Semyon Varlamov kept the Colorado Avalanche in the game long enough Wednesday for David Jones to find a way to win it and spoil the return of St. Louis Blues goaltender Jaroslav Halak
These days, being busy is simply all in a night's work for Varlamov.
The young goaltender stopped 33 shots and Jones scored at 4:43 of overtime, leading the Avalanche to a 1-0 win over the Blues on in front of a smattering of boisterous fans that braved a winter storm.
Matt Hunwick set up the winning goal by bringing the puck into the zone and passing it over to Jones, who sent a wrist shot past Halak that appeared to deflect off the stick of Blues defenseman Kevin Shattenkirk.
"I placed it well enough to beat (him)," said Jones, who scored his sixth career OT goal.
Halak thought the puck deflected off Shattenkirk, leading to the crazy carom that got by him.
"It was a deflection," Halak said. "Changed direction on me."
The Blues fell to 1-6-2 in their last nine games in Colorado.
Halak stopped 19 shots in his first appearance since coming off injured reserve earlier this month with a strained groin. He got the start with rookie Jake Allen going 3-1 the previous four gamesnight before and Brian Elliott struggling.
"It's always great to be back, back on the ice and playing games and being around the team," Halak said. "Obviously, I'm not happy with the result."
Neither was Blues coach Ken Hitchcock.
"We had all kinds of chances and we didn't finish around the net," Hitchcock said. "Left the game out there and they made us pay."
The Blues have had quite an arduous traveling adventure of late. The team recently spent 14 hours stranded in Vancouver due to plane trouble, only to arrive back in St. Louis at 6:30 a.m. on Tuesday. That night, the Blues dropped a 2-1 decision to San Jose.
But they showed no signs of fatigue against Colorado, controlling the pace of play for most of the game.
St. Louis was scheduled to leave town after the game. Weather forecasters were expecting the Denver area to receive around eight inches of snow.
Try as he might, though, Varlamov just couldn't pick out a save that stood out.
To him, they were all solid as he posted his second shoutout of the season.
The closest the Blues came to getting anything past him was when Alex Steen lost his balance and slid into the goal.
"Varly looked very sharp," coach Joe Sacco said. "He's been doing that lately."
That he has. He's seen 126 shots over his past three games.
Not that he minds the work, especially when it pays off like this.
"That was good," Varlamov said. "We played very well."
His performance paved the way for Jones, who scored his first goal since Jan. 22. On his only shot of the game, too.
Colorado suffered a blow to its offense when forward Milan Hejduk didn't return for the final period because of a torso injury.
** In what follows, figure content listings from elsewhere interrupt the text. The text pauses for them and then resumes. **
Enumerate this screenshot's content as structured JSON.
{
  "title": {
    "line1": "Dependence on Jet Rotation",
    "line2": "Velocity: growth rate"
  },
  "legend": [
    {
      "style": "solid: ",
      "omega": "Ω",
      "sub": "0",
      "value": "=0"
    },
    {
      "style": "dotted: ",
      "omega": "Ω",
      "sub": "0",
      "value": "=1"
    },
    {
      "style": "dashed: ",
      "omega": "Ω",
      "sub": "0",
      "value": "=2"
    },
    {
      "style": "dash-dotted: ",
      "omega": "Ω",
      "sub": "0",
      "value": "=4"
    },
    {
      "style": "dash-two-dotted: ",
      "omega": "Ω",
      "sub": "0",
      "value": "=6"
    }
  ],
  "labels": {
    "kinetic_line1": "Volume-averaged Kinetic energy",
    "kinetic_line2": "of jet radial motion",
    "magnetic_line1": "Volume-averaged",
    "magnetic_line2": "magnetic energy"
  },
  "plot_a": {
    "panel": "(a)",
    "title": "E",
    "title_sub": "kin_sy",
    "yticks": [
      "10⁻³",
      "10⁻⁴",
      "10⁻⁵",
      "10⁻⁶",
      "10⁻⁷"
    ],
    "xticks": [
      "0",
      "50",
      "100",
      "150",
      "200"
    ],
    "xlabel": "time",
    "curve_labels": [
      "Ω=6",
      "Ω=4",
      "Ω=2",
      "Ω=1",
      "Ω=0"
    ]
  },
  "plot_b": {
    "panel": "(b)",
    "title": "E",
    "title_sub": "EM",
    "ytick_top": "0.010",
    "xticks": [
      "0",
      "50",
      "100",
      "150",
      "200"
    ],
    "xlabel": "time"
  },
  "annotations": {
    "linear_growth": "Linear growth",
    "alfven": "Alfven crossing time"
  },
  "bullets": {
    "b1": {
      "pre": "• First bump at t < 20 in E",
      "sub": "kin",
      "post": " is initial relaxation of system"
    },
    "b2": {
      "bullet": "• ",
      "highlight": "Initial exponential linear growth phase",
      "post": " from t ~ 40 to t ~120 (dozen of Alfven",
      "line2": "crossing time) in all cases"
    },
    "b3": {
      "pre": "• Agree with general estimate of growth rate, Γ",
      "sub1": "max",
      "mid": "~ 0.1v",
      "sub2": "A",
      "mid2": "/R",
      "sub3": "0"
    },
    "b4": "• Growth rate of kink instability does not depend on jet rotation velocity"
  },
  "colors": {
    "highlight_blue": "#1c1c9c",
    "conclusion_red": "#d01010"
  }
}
Midway through the final period, Blues rookie winger Vladimir Tarasenko left the ice with a towel draped over his mouth after taking a hit from Mark Olver near the boards. Tarasenko was escorted by trainers into the locker room.
No penalty was called on the play.
Vladimir Sobotka nearly put the Blues on the board in the second period when he cruised in after two Avalanche players collided near the blue line and knocked each other over. Just as Sobotka was about to shoot, though, Varlamov stuck out his stick and swatted away the puck.
However, Tyson Barrie was called for hooking on the play. The Blues couldn't take advantage of the power play, leaving the game scoreless through two periods.
Halak caught a break 40 seconds into the opening period when Jamie McGinn's shot clanged off the left post. McGinn had another chance later when P.A. Parenteau hit him in stride at the blue line and he had a clear path to the goal.
But a diving Roman Polak knocked the puck away, along with the goal post as the Blues defenseman slid right into it with his right leg. Polak stayed down in the corner for a few minutes before gingerly skating to the bench. He later returned to the game.
The Avalanche struggled in the first period and had a season-low two shots.
Blues defenseman Barret Jackman played in his 615th career game, tying him with Bob Plager for fifth-most in franchise history.